OK, a quick search shows that people mainly do this with breasts, SO one idea is to separate the parts and then cook skinless boneless breast (lots of recipes online, using marinades and buttermilk, or reg. roasting; wouldn't brine it). Alternately, you can use an oven bag if you cook the whole thing; do you have them there?

Gretchen

You'd then go ahead and cook the wings, legs, thighs separately, which also shouldn't be hard since that's fairly common. Let me know! Also, Butterball has a turkey hotline...am wondering if online access is available to you instead of phone...

Gretchen

One last thing...your butcher is a dolt. He should have at least asked you!! Hope he doesn't read the blog.

Krees

Thanks for the suggestions! I think we're going to go ahead and brine it to get as much moisture into the meat as possible. Then we're going to try to fashion a skin out of bacon, maybe smearing a layer of butter underneath.

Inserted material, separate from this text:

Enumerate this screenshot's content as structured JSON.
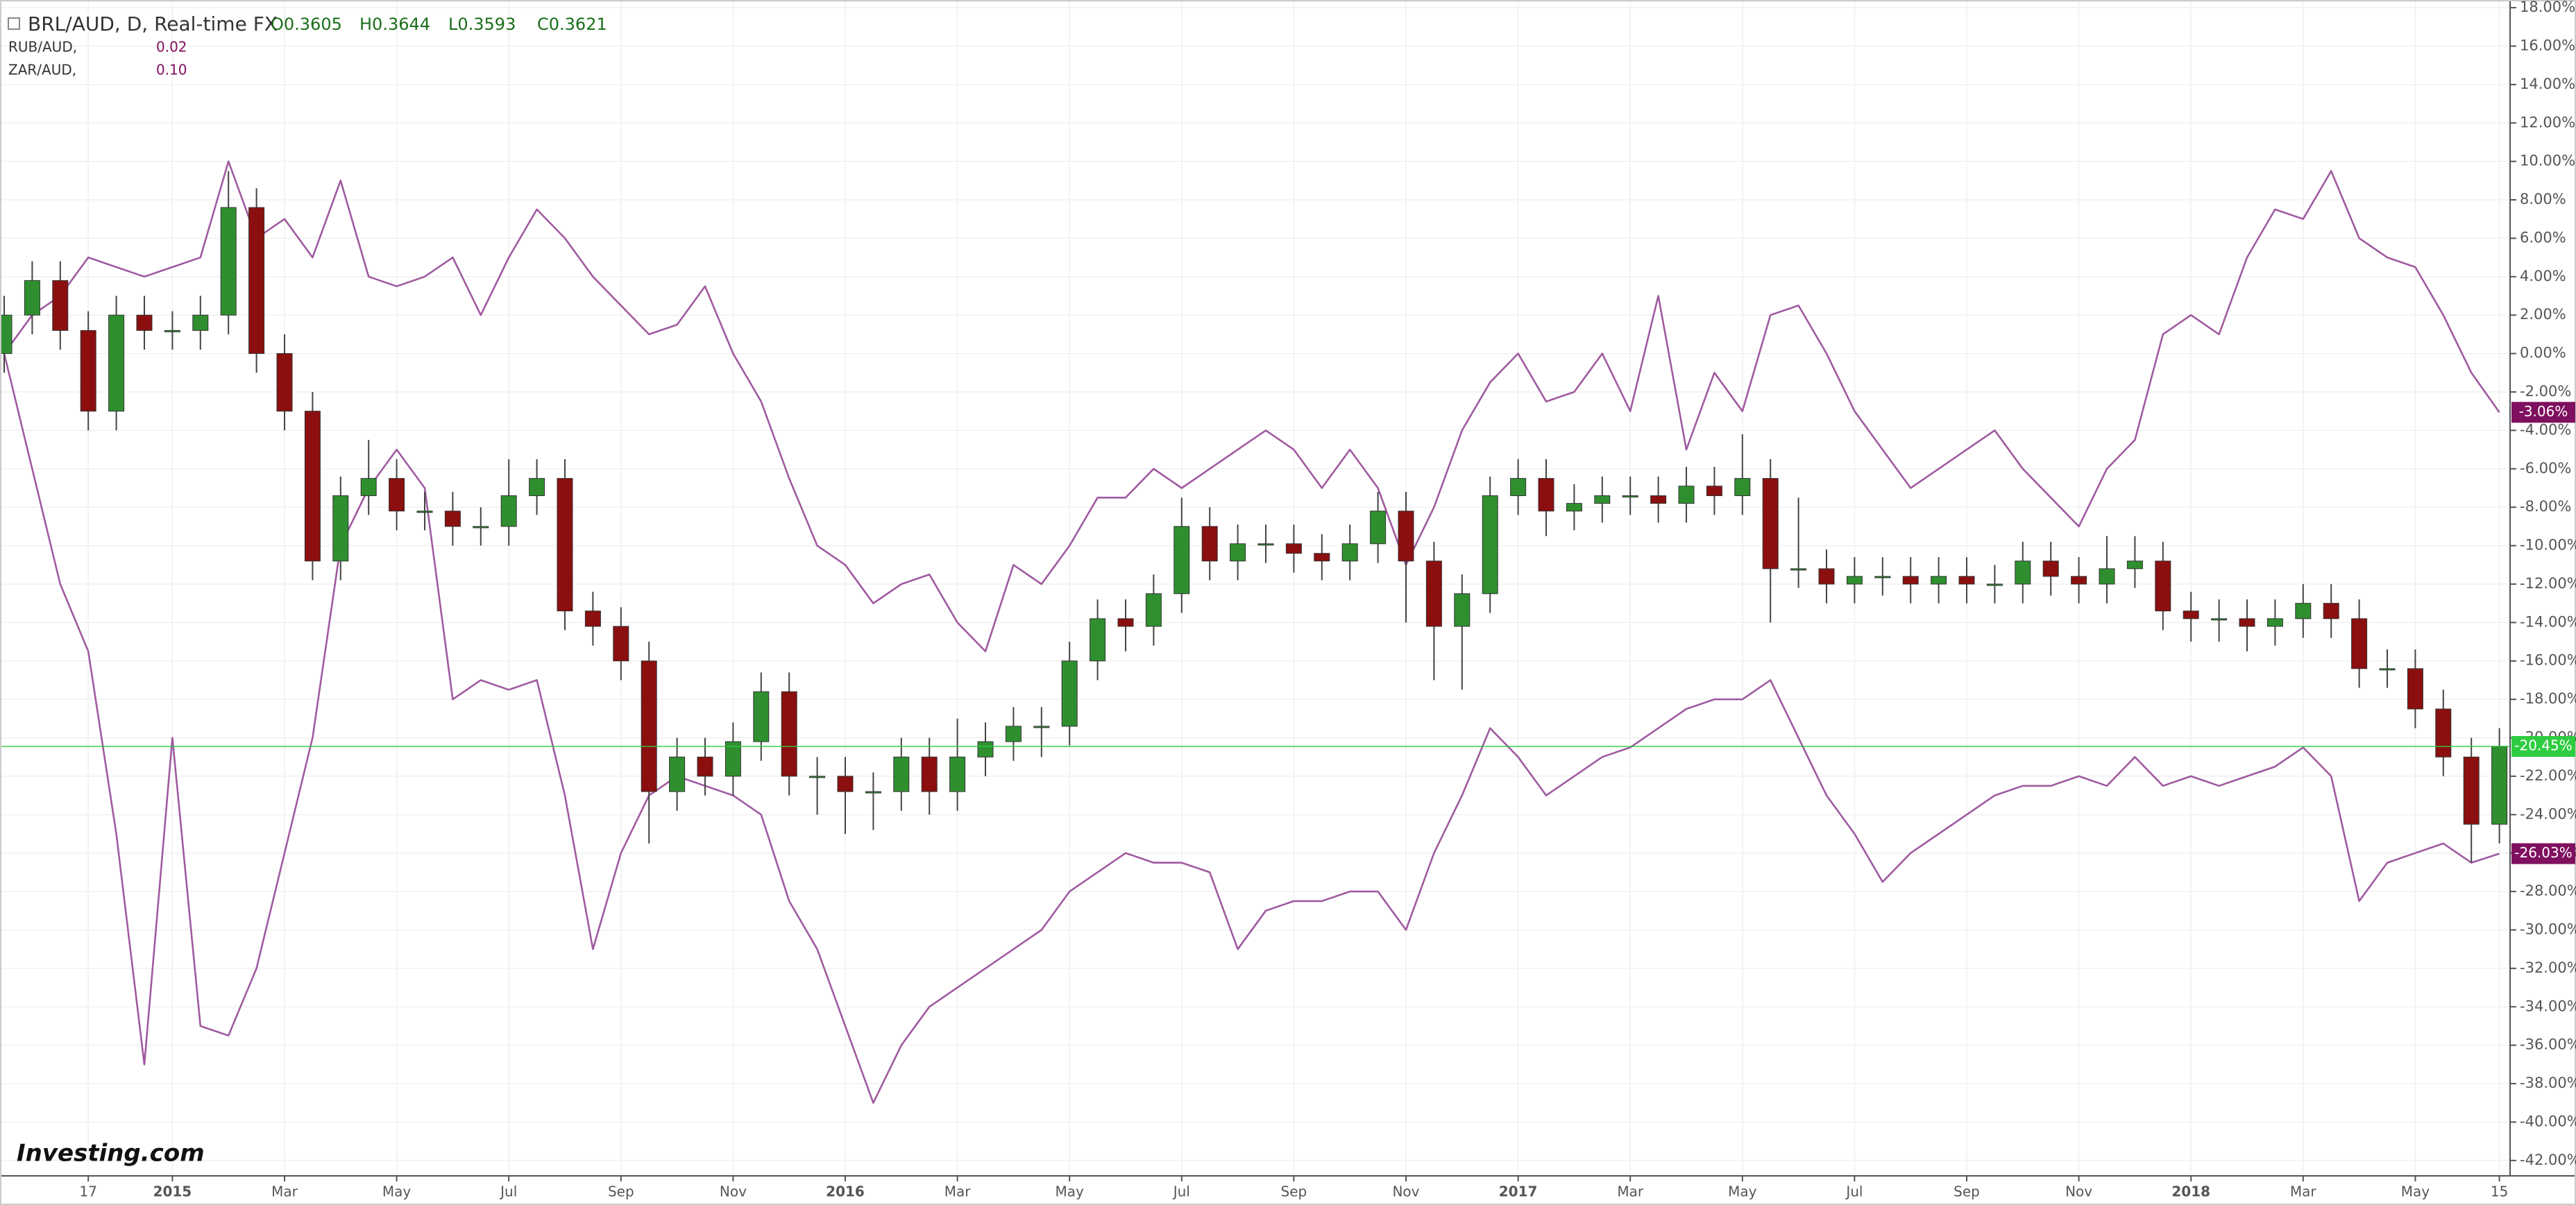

To the butcher's credit, I think they did try to ask me on the phone either if I wanted the skin on or, more likely, if I wanted the neck (which I asked for to make gravy) intact or removed. But of course I had NO CLUE what they were asking me, and no one there spoke English.

We'll see how it all turns out Saturday!

Merrill

How'd it go? Brian gave up on brining this year and, instead, cooked the turkey upside-down. It seemed to work!